« Je suis le champion ». Raging Bull marque un tournant dans la carrière de son réalisateur Martin Scorsese. Salué comme l’un des plus grands films des années 80, meilleur film de boxe de tous les temps, ovationné pour sa mise en scène et ses comédiens (De Niro en tête qui ne se montre jamais aussi bon que chez Scorsese et en particulier ici avec l’Oscar archi mérité à la clé), Raging Bull reste Le film que Scorsese avait besoin de faire pour survivre : à l’échec de New York, New York tout d’abord mais surtout à son propre échec personnel.

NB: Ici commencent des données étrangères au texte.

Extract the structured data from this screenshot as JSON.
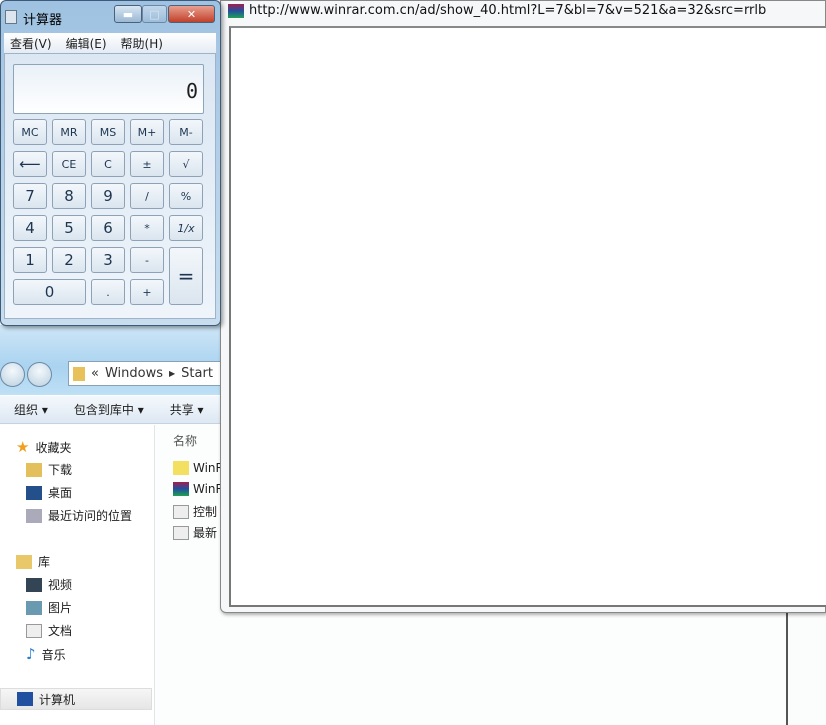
{
  "calculator": {
    "title": "计算器",
    "menu": [
      "查看(V)",
      "编辑(E)",
      "帮助(H)"
    ],
    "display": "0",
    "keys": {
      "mc": "MC",
      "mr": "MR",
      "ms": "MS",
      "mplus": "M+",
      "mminus": "M-",
      "back": "⟵",
      "ce": "CE",
      "c": "C",
      "pm": "±",
      "sqrt": "√",
      "k7": "7",
      "k8": "8",
      "k9": "9",
      "div": "/",
      "pct": "%",
      "k4": "4",
      "k5": "5",
      "k6": "6",
      "mul": "*",
      "inv": "1/x",
      "k1": "1",
      "k2": "2",
      "k3": "3",
      "sub": "-",
      "eq": "=",
      "k0": "0",
      "dot": ".",
      "add": "+"
    }
  },
  "ad_window": {
    "url": "http://www.winrar.com.cn/ad/show_40.html?L=7&bl=7&v=521&a=32&src=rrlb"
  },
  "explorer": {
    "address": {
      "prefix": "«",
      "crumbs": [
        "Windows",
        "Start"
      ]
    },
    "toolbar": [
      "组织",
      "包含到库中",
      "共享"
    ],
    "nav": {
      "favorites": "收藏夹",
      "fav_items": [
        "下载",
        "桌面",
        "最近访问的位置"
      ],
      "library": "库",
      "lib_items": [
        "视频",
        "图片",
        "文档",
        "音乐"
      ],
      "computer": "计算机"
    },
    "column_header": "名称",
    "files": [
      "WinRAR",
      "WinRAR",
      "控制",
      "最新"
    ]
  }
}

La fin des années 70 laisse Scorsese exsangue et dépressif, insuccès, crise mystique, cellule familiale explosée. C’est sur un lit d’hôpital que Robert De Niro vient lui apporter le scénario de Raging Bull : un film de boxe – sur l’ascension et la chute de Jake La Motta – que Scorsese avait déjà refusé à plusieurs reprises. Ne voyant pas quoi faire d’un tel sujet (la boxe), estimant que Robert Wise avec Nous avons gagné ce soir et tant d’autres avaient déjà amplement oeuvré avec succès dans le genre pugilistique. De Niro a perçu à travers la biographie de La Motta un écho avec la vie de son alter ego/cinéaste en crise : « ce que je venais de traverser, Jake l’avait connu avant moi. Nous l’avions vécu chacun de notre façon. L’héritage catholique, le sentiment de culpabilité, l’espoir d’une rédemption (.) Il s’agit avant tout d’apprendre à s’accepter soi-même ».*
La boxe comme chemin de croix, c’est ainsi que Martin Scorsese va concevoir ses ballets sur le ring où La Motta touche le succès et la grâce avant de subir une longue descente aux enfers, aussi bien sur le ring (où il règle par adversaire interposé ses comptes : le traitement qu’il fait subir au boxeur que sa femme a trouvé « mignon ») que dans sa vie privée (sa vie conjugale et familiale). La mise en scène, le montage, le son (qui prend ici une importance énorme et préfigure d’une certaine manière le développement du montage son), l’image (noir et blanc somptueux assez anachronique au début des années 80), tout concourt à rendre chaque affrontement pugilistique différent et lourdement chargé d’affect (le dernier avec Robinson flirte avec l’abstraction la plus pure). Le micro de l’arbitre tombe du ciel pour rendre son jugement. Le ring purgatoire devient expiatoire.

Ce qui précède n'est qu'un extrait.